Hey there, time traveller!
This article was published 24/8/2014 (793 days ago), so information in it may no longer be current.
THEY were both hungry, cranky and teary-eyed. But they refused to eat the food available -- a healthy, tasty soup and a savoury watermelon salad.
Instead, one kid wanted cheese quesadillas -- hold the vegetables -- and the other wanted a piece of candy from the jar sitting on the kitchen counter.
This scenario -- a very common one in 21st-century Canadian homes -- is what I witnessed during a visit with a couple of parents I know. What they call dinner seemed more like a circus than a civilized meal.
The parents have accepted that their kids refuse to eat vegetables. As an alternative to salad, cheese pizza dipped in bottled ranch dressing is the norm. Chicken "nuggets" are also a favourite, but never whole, unprocessed meat.
Artificially-sweetened powdered drinks are what quenches their thirst instead of water.
Granted, the kids do enjoy some nutritious noshes: steel-cut oatmeal, as well as blended drinks made with plain yogurt and frozen berries.
But the more popular dinner fare in this house does not give the kids the best possible chance for a healthy body or a healthy relationship with food.
So, why are the kids so limited in their food preferences? And why are they so averse to consuming good old H2O?
Kids are picky eaters by nature, say many experts.
I believe there's a way to combat this: Teach by example.
As children, my brother and I ate dinner at the same time every day, seated at the dining table with our parents. My mother cooked us all kinds of foods, with various flavours and spices. As a result, at a very young age, we were familiar with all kinds of foods that kids supposedly aren't supposed to like.
We went to restaurants and ate what the grown-ups ate. (My brother, at age four, would go to a Greek restaurant with the family and ask for an appetizer sampler of olives and spinach pie).
Sure, there were foods we didn't like, and moments of pickiness. But my parents were never picky about their food; they didn't wrinkle their noses at salads, or insist that they couldn't stand mushrooms. And they didn't describe every flavourful food as "too spicy" or "too strong."
And for that, I am grateful. As an adult, I embrace food, always looking to try new flavours and textures.
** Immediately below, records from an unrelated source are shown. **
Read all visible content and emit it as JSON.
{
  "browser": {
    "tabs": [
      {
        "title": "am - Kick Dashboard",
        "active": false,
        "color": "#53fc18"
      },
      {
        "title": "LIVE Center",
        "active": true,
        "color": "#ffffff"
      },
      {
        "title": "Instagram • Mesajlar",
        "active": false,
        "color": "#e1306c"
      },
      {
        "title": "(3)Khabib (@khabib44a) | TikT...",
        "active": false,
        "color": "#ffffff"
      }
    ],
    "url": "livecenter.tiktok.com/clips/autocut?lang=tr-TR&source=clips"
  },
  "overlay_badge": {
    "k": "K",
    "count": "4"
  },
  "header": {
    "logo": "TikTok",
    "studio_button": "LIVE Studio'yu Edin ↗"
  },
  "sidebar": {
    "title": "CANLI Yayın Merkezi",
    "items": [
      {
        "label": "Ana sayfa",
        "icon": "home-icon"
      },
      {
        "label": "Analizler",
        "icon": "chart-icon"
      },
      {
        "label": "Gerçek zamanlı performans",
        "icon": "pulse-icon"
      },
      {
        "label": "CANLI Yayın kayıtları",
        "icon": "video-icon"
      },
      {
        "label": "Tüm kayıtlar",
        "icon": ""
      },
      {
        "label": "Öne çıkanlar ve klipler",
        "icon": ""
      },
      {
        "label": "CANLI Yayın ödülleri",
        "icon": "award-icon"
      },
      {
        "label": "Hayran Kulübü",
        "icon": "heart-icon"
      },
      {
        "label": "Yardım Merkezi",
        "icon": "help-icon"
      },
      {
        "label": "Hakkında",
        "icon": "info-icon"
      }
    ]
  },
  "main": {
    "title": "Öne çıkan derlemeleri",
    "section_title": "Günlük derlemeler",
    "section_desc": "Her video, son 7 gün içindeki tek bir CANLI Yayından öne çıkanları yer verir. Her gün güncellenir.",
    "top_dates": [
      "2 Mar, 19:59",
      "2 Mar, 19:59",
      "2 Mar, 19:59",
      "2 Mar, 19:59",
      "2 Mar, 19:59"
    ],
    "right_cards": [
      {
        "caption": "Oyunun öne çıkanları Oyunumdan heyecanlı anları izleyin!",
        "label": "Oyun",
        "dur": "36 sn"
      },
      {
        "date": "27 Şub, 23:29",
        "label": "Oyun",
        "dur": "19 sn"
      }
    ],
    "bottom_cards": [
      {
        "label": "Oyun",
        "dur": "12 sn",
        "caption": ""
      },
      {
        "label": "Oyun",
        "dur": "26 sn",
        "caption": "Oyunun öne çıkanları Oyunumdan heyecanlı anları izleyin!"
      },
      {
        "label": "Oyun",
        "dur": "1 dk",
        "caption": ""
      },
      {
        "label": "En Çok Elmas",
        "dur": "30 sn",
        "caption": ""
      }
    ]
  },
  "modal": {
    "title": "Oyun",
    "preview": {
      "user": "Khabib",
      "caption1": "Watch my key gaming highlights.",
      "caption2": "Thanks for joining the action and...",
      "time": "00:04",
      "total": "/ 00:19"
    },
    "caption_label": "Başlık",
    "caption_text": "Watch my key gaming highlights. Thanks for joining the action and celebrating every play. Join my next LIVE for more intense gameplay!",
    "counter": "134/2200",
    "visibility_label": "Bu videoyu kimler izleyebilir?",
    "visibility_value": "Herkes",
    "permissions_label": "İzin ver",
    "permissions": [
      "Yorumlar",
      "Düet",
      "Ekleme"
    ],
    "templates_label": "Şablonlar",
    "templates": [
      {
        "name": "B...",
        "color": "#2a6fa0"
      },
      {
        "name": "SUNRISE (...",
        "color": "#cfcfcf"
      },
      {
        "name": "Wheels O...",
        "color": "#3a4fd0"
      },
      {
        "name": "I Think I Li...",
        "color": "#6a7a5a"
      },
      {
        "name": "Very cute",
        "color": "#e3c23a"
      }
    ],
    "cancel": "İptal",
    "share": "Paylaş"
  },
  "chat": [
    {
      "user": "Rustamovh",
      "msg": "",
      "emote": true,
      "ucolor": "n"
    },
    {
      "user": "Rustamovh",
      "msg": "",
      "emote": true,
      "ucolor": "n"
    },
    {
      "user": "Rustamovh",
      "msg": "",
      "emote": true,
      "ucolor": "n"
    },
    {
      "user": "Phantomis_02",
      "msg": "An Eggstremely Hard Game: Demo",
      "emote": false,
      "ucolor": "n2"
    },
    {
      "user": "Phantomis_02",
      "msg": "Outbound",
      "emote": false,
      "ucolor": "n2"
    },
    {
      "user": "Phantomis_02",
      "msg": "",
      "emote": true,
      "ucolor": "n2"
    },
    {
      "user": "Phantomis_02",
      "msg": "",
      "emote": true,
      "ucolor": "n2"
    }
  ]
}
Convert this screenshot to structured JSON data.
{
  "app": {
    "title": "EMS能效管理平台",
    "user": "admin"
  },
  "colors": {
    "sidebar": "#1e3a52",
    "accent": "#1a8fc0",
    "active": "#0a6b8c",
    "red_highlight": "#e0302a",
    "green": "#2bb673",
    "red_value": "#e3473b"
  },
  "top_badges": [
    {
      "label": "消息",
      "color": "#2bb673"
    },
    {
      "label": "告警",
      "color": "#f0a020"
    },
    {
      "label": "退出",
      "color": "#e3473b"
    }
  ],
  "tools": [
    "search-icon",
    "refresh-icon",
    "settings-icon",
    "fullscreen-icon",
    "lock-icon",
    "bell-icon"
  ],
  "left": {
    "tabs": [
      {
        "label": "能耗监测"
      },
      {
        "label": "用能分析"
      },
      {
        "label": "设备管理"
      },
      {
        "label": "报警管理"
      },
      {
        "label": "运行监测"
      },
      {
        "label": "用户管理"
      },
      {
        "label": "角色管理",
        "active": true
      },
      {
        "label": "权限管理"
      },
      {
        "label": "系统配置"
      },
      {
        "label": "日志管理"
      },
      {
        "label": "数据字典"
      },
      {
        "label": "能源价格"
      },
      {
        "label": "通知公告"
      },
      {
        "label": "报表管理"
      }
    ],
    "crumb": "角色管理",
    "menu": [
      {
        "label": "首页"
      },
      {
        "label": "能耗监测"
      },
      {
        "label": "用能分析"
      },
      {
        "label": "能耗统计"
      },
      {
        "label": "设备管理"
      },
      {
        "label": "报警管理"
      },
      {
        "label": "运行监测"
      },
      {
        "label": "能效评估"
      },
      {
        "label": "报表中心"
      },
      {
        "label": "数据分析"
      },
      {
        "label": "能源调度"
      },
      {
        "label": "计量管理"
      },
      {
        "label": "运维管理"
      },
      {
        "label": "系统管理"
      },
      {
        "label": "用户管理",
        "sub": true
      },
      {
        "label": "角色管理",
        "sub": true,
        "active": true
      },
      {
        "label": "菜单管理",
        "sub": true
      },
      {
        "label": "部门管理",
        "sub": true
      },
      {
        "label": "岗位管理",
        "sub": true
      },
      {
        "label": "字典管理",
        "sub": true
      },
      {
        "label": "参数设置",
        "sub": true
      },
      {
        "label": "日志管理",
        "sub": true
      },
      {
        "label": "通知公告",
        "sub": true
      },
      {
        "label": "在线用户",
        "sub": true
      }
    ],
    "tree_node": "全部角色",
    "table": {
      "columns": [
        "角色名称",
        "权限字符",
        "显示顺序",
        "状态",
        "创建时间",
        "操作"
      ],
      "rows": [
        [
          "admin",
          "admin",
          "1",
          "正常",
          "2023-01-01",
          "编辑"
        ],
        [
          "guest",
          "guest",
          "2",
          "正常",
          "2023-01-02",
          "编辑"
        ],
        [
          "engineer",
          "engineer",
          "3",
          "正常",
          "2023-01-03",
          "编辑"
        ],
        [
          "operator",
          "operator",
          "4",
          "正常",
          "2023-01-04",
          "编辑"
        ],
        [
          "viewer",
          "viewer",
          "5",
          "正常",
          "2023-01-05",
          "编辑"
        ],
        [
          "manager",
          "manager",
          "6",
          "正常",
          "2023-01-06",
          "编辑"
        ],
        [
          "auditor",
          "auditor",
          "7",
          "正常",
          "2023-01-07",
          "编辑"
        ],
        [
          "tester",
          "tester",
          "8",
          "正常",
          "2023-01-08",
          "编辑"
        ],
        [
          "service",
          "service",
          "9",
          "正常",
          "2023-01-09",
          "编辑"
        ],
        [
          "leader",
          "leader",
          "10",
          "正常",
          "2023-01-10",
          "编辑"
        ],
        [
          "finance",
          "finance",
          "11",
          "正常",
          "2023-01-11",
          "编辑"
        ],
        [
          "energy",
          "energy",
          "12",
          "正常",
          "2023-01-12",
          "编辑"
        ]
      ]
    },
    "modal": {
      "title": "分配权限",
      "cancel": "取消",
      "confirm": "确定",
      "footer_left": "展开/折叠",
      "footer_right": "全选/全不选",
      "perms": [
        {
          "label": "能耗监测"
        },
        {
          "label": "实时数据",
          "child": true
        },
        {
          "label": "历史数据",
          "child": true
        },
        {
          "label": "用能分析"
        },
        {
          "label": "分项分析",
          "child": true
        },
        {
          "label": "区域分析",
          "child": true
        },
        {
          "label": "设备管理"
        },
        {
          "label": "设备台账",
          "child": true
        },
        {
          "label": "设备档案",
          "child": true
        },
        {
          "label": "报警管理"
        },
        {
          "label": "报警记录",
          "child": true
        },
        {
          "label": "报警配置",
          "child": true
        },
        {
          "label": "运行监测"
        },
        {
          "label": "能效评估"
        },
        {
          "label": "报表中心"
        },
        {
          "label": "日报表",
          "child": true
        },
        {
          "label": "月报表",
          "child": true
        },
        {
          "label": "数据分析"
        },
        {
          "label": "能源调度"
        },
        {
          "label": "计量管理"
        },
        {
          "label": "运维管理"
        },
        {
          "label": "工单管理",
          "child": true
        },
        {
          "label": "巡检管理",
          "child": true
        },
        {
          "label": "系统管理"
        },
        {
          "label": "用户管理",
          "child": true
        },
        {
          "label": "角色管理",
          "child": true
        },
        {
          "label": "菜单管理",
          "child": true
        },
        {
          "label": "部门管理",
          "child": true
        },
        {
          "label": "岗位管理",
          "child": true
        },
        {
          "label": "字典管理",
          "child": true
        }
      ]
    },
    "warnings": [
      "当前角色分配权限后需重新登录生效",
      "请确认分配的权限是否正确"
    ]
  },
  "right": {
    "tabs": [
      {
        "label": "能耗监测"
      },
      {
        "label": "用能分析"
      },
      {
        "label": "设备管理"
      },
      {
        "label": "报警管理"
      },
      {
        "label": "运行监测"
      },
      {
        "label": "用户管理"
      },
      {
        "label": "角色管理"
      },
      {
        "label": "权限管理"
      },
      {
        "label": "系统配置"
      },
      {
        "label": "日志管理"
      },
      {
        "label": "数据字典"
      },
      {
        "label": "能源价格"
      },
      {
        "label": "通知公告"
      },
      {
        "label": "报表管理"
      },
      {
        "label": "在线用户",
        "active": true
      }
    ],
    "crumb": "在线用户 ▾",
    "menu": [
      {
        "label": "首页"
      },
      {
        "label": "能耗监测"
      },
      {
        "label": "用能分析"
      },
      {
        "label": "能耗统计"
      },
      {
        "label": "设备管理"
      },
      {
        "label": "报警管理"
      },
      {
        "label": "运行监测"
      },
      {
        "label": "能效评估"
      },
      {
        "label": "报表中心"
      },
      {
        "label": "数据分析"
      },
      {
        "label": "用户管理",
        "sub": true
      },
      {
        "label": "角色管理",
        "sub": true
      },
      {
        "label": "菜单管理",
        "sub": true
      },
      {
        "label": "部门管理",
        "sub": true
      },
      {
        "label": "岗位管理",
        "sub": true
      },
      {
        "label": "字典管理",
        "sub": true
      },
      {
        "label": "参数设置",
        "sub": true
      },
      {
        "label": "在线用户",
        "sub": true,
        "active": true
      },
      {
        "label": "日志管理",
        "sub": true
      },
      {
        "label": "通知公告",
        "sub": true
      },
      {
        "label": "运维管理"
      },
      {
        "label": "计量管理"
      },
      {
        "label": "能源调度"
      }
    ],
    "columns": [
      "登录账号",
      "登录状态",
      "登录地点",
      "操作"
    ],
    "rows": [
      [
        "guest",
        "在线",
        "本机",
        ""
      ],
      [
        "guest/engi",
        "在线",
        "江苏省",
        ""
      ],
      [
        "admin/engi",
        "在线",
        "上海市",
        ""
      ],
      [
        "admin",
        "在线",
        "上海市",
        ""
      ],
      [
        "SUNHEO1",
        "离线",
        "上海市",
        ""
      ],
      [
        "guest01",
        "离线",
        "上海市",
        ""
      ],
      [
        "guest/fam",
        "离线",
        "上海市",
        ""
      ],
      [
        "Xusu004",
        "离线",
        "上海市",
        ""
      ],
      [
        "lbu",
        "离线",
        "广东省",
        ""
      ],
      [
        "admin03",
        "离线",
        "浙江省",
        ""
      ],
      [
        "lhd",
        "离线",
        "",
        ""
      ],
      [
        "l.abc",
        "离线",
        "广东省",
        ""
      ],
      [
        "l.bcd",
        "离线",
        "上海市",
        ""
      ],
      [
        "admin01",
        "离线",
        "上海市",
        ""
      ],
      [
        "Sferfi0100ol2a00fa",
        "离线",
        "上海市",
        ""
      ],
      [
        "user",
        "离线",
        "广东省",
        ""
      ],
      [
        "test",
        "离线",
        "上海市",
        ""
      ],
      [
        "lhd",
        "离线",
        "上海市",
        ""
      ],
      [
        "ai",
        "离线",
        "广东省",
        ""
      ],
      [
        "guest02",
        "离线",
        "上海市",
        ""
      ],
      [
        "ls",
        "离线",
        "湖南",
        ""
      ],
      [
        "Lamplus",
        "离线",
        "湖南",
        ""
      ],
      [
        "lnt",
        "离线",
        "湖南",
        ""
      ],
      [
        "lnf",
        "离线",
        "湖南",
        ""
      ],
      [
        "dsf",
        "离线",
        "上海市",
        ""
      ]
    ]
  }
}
I crave certain greens, because I enjoy their crunch, taste and beauty.
Parents, for the most part, are the ones who determine kids' food preferences.
For example, my father would often eat half of a grapefruit for breakfast. As an eight-year-old, I wanted to do what he did. So, despite its tartness, I copied him and learned to love grapefruit.
With the school bell about to ring next week, a lot of parents have back-to-school lunches on their minds. After all, food is the fuel that keeps the brain and body going during long school days.
In upcoming Healthy Living columns, I'll talk with experts about how to foster healthy eating in kids.
For now, here are some tips to start with:
- Use sugar, including honey, as a special occasion treat. There's no need to sweeten fruit or cereal with sugar or honey. Let your kids learn to enjoy the natural sweetness -- and tartness -- in foods. If a certain food, such as plain yogurt, is just too tart for your child to enjoy, use a light hand when sweetening.
- Expose your child to a wide variety of tastes. Too many parents shelter their kids from flavours and assume they should only feed their kids bland foods. Don't be afraid to enhance your kids' food with herbs and spices. Sure, hot peppers are probably not appropriate for your toddler, but flavouring their pasta with rosemary, their tuna sandwich with dill, or their lentil soup with cumin will help them appreciate flavours.
- Skip dips such as ketchup and ranch dressing. Covering everything in ketchup and creamy salad dressing will cover up the natural flavours in foods and teach your kids to rely on these high-sugar, high-fat items when eating.
- Do not complain about foods you don't like. Your kids are listening, and will learn your food phobias.
- Eat healthy foods. When your kids see you eating something, eventually they will become curious and will want to try it themselves.
- Do not offer your kids juice or soft drinks at meals. Instead, make water the norm.
- Eat meals around a set table at around the same time each day. This will teach them meals are an essential part of their daily routine.
- Don't keep a cache of junk food in the house. Sugar and salt are addictive, and your kids will throw tantrums at meal time if they know they have options available to get their fix.